EAA Research Consultant
Join Date: Dec 2004
Location: Route 66
Great example! and I completely agree...I'm often fascinated to the point of obsession in studying markings and symbolism, and admit that often my imagination runs away a bit. However, sometimes marks are done crudely by individuals who are not artisans and unskilled with tools or items used as tools. No matter how crude, something added deliberately most likely had a meaning or purpose for the individual applying it.
In looking at the marks on this piece, I can see certain similarity, though obviously interpretive, of some European blade markings. In one case, the semicircle and dots, as we have discussed, look like the smith was recalling these marks from some trade or European blade he had seen. With heavy trade, colonial and slaving activity in these regions, it would not be surprising, but added in motif this way, what might the meaning be?
It seems to me that in Africa, symbolism and totems applied to tribal groups as a whole rather than to specific individuals, unless of course a tribal leader or ranking individual and obviously royalty. I realize that there are likely various exceptions to this of which I am unaware at this point, and I always look forward to hearing more from those with more detailed information.
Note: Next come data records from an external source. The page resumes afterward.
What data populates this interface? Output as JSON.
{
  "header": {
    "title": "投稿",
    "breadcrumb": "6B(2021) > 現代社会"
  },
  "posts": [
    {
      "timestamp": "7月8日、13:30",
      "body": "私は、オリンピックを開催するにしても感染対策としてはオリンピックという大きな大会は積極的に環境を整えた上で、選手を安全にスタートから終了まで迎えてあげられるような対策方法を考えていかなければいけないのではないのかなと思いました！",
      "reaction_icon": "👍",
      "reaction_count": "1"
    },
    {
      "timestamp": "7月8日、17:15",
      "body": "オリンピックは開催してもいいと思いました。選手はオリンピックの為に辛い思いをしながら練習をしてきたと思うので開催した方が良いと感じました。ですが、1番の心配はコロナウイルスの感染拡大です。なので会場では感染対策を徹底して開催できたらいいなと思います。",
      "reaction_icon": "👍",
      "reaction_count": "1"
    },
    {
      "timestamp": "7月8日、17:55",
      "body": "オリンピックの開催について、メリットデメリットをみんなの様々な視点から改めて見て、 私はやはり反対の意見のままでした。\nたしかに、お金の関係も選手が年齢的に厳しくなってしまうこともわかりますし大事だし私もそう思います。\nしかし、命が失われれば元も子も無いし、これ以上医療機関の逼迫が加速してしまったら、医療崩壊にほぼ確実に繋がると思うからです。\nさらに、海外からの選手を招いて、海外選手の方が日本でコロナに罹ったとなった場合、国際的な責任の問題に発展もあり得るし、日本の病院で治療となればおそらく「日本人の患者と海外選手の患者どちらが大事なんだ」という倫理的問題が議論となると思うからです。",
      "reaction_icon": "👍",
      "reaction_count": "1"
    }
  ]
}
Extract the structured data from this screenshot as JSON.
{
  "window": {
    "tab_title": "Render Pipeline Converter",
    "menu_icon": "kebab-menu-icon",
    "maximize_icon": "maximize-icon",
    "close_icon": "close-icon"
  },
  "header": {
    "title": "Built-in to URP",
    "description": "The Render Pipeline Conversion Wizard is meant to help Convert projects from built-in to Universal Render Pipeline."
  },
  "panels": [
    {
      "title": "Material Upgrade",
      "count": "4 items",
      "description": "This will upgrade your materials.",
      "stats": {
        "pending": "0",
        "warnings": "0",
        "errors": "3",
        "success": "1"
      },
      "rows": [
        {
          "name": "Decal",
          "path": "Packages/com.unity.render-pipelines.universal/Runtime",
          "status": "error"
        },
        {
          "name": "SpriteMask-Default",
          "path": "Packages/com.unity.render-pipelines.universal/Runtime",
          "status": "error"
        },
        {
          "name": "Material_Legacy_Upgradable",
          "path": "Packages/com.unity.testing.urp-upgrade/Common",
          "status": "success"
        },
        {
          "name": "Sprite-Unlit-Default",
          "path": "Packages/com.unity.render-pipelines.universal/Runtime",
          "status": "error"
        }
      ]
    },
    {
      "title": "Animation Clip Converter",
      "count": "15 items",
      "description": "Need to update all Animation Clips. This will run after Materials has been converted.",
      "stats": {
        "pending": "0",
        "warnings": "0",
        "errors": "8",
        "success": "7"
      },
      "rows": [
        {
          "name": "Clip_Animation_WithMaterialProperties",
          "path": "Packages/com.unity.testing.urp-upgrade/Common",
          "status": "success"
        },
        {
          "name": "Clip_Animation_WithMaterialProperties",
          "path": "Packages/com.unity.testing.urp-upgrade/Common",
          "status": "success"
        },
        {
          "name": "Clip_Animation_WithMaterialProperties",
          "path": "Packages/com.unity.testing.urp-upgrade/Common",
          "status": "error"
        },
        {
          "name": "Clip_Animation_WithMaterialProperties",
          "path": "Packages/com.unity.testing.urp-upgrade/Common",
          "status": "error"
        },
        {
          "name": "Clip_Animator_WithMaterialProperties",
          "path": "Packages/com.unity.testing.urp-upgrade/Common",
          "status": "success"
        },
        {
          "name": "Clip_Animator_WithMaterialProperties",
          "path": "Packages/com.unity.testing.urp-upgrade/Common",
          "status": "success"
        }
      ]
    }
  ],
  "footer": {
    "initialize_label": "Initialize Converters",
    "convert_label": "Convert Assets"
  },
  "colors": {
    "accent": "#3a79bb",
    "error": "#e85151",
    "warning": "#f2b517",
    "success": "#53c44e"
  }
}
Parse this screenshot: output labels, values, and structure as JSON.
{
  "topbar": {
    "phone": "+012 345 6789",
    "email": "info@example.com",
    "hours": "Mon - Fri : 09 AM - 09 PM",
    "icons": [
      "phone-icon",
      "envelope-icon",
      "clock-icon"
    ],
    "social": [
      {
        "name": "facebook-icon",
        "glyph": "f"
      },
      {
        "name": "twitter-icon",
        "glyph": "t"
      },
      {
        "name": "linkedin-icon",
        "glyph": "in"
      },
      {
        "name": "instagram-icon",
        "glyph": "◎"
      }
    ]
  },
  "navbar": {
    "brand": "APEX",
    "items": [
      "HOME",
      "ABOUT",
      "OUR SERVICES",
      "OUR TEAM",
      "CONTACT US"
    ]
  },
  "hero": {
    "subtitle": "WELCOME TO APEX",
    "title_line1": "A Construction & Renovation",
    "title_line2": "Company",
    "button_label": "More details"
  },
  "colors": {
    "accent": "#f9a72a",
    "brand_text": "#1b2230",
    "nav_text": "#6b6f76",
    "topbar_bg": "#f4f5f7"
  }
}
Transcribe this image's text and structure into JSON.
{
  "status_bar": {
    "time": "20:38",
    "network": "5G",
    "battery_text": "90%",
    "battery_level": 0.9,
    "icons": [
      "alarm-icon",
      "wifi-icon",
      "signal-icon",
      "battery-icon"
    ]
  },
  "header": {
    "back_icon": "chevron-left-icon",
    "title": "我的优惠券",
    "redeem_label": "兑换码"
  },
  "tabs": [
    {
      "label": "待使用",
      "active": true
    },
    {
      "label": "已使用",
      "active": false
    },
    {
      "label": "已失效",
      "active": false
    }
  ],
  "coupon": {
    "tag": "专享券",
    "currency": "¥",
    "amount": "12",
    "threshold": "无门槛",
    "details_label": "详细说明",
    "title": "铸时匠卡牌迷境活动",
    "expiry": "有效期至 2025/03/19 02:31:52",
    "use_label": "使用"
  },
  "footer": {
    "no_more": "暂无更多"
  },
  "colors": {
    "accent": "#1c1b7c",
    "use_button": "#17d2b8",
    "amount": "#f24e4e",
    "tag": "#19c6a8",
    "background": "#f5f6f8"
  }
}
I am inclined to think that even free styled motif, in the African tribal culture, would likely carry inherent symbolism or meaning, otherwise why would it be applied. Every day weapons were intended for practical use, and the ceremonial or symbolic weapons were obviously for that purpose and decorated accordingly. Perhaps, in his own simplistic way, even the most rank and file warrior must have wanted to imbue his own weapon with the power and meanings of those of his leaders, and did so crudely by his own hand.